Pour Yves Fernand Manfoumbi, la responsabilité collective consiste précisément à empêcher que la divergence ne devienne rupture. Un parti politique repose sur des textes, des organes et des procédures. Ces règles ne sont ni accessoires ni arbitraires : elles garantissent l’équité, la stabilité et le respect mutuel.
Les discussions doivent donc s’inscrire dans ce cadre. Non dans la pression ou l’escalade, mais dans l’écoute et la concertation. L’heure, selon lui, n’est pas à la surenchère. Elle est à la concertation structurée.
Une exigence nationale

L’appel à l’apaisement s’inscrit aussi dans un contexte plus large. Le pays traverse une phase de transformation et d’attentes fortes. Les citoyens observent les responsables politiques avec exigence et attendent hauteur de vue, maturité et capacité à dépasser les clivages internes.
Dans un tel moment, la division serait un luxe que le parti ne peut s’offrir.
D’où cet appel clair : revenir à la table des discussions, laisser les instances compétentes exercer pleinement leur rôle, arbitrer les différends dans le respect des textes et dans un esprit de fraternité politique.
Fidélité à un héritage

Yves Fernand Manfoumbi inscrit son propos dans la continuité historique du parti fondé par Omar Bongo Ondimba. Il évoque avec respect le Président fondateur et ceux qui, à ses côtés, ont implanté le PDG dans chaque ville et village des neuf provinces.
De génération en génération, de courant en courant, appeliste, rénovateur, héritage et modernité, la flamme est restée vive, la main toujours tendue. Ce rappel vise à souligner une réalité : la force d’une organisation ne réside pas dans l’absence de désaccords, mais dans sa capacité à les dépasser.
Transformer la tension en opportunité

Convaincu que sa famille politique dispose des ressources humaines et morales nécessaires, l’auteur estime que cette séquence peut devenir une opportunité de clarification et de consolidation.
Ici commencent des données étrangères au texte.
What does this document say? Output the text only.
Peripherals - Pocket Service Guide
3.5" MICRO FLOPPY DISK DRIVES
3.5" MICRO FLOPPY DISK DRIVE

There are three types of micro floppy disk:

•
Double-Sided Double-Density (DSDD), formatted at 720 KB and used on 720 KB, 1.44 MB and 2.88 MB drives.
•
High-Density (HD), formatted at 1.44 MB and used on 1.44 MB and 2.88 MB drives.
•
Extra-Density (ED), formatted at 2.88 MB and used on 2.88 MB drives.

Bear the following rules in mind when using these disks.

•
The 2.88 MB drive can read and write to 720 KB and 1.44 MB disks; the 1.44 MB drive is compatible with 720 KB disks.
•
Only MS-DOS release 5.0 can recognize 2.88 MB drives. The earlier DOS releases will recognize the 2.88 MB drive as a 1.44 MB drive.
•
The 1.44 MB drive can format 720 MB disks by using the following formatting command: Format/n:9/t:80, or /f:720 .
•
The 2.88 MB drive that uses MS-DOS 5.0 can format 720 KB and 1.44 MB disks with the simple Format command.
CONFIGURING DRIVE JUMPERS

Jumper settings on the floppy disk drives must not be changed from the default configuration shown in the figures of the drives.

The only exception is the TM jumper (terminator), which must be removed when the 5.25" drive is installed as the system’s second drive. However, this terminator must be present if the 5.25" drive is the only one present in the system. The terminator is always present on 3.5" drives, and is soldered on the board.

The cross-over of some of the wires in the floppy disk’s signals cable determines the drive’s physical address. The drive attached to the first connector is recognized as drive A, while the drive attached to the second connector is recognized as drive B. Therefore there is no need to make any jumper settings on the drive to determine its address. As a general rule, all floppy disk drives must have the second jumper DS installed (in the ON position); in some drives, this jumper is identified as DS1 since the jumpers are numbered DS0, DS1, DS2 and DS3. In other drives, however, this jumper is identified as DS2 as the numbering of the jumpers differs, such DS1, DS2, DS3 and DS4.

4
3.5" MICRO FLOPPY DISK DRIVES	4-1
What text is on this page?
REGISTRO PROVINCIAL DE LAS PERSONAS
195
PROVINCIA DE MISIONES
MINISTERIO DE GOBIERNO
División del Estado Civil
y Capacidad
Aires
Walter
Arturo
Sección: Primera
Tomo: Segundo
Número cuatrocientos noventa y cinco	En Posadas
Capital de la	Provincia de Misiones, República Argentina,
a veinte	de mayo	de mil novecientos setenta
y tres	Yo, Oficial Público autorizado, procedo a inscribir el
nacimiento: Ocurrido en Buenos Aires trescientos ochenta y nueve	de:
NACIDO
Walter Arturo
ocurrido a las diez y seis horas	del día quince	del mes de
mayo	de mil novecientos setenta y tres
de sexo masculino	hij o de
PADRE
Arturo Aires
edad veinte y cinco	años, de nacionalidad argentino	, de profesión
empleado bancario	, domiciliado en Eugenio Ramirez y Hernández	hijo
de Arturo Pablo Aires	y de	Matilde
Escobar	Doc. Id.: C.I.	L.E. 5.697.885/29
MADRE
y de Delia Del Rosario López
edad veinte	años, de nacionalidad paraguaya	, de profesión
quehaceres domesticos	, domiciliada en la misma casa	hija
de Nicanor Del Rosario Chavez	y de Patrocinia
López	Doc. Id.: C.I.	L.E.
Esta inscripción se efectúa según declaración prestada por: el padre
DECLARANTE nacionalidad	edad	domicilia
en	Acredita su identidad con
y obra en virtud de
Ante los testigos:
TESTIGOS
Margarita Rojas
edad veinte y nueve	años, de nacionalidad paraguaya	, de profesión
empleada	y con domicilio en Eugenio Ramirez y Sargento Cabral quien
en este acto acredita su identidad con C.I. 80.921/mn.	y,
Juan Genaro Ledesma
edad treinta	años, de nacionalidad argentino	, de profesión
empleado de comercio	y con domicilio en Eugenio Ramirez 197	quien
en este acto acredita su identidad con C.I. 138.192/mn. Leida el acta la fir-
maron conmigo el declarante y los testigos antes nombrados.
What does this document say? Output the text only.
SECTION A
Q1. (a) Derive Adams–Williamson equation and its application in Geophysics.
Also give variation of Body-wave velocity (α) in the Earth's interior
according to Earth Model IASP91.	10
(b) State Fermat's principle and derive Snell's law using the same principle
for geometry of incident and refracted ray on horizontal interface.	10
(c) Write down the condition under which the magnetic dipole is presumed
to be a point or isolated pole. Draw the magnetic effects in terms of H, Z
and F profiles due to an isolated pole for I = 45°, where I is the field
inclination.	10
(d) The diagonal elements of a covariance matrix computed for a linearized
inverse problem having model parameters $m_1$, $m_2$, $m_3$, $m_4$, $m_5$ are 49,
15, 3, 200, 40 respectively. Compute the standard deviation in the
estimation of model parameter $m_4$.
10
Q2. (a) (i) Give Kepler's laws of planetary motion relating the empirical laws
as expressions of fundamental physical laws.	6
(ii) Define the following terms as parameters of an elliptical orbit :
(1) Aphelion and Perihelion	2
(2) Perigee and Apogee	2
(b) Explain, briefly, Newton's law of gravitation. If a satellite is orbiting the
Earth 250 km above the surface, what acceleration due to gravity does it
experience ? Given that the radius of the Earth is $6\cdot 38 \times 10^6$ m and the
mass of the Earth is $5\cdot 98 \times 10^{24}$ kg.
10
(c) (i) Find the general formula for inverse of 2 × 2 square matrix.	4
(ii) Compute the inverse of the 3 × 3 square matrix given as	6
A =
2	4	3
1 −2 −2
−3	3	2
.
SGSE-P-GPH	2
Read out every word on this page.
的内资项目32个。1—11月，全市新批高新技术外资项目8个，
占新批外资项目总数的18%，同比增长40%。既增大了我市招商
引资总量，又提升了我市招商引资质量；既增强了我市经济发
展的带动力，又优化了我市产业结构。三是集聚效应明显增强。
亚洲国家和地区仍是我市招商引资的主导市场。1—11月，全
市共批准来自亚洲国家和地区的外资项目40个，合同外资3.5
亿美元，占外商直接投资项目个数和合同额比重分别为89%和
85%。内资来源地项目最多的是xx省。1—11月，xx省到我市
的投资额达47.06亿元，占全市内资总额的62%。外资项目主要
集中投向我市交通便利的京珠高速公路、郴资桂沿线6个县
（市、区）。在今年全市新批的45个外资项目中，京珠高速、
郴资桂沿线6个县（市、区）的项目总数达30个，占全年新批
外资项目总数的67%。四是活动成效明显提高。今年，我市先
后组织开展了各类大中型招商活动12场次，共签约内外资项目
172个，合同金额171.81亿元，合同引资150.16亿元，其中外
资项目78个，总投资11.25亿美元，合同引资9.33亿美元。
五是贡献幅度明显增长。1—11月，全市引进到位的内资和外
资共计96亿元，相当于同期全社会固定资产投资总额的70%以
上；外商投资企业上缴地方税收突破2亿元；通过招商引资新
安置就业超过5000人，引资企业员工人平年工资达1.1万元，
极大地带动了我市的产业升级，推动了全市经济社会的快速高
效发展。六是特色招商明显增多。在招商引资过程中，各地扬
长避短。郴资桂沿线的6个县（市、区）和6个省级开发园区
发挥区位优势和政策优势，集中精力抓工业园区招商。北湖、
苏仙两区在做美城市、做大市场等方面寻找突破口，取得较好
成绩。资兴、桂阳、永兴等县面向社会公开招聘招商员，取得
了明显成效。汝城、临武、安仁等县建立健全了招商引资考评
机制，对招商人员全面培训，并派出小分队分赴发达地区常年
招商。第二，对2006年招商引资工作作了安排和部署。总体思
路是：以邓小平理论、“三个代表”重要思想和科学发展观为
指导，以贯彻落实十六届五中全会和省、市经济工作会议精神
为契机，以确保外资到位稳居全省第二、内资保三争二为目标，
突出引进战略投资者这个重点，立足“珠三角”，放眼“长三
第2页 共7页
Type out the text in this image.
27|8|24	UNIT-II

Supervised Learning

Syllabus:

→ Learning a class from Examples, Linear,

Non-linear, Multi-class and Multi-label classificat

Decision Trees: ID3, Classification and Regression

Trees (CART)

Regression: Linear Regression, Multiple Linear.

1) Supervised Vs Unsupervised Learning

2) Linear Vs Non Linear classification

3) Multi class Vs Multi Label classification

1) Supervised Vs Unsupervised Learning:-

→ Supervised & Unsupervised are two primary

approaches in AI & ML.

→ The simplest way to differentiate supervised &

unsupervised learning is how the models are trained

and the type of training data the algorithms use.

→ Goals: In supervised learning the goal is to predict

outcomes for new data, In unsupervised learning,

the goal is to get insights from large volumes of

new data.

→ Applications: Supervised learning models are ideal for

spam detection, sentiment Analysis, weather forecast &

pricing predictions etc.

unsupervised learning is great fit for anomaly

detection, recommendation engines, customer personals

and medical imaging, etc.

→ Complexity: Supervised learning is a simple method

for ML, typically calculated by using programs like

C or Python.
L’histoire, rappelle-t-il, montre que les périodes de tension peuvent se révéler fondatrices, à condition que le dialogue l’emporte sur la défiance.
Son engagement se veut clair : un esprit de réconciliation, un esprit de respect des règles, un esprit tourné vers l’avenir.Car au-delà des personnes et des sensibilités, c’est l’unité et la crédibilité de l’engagement politique qui sont en jeu.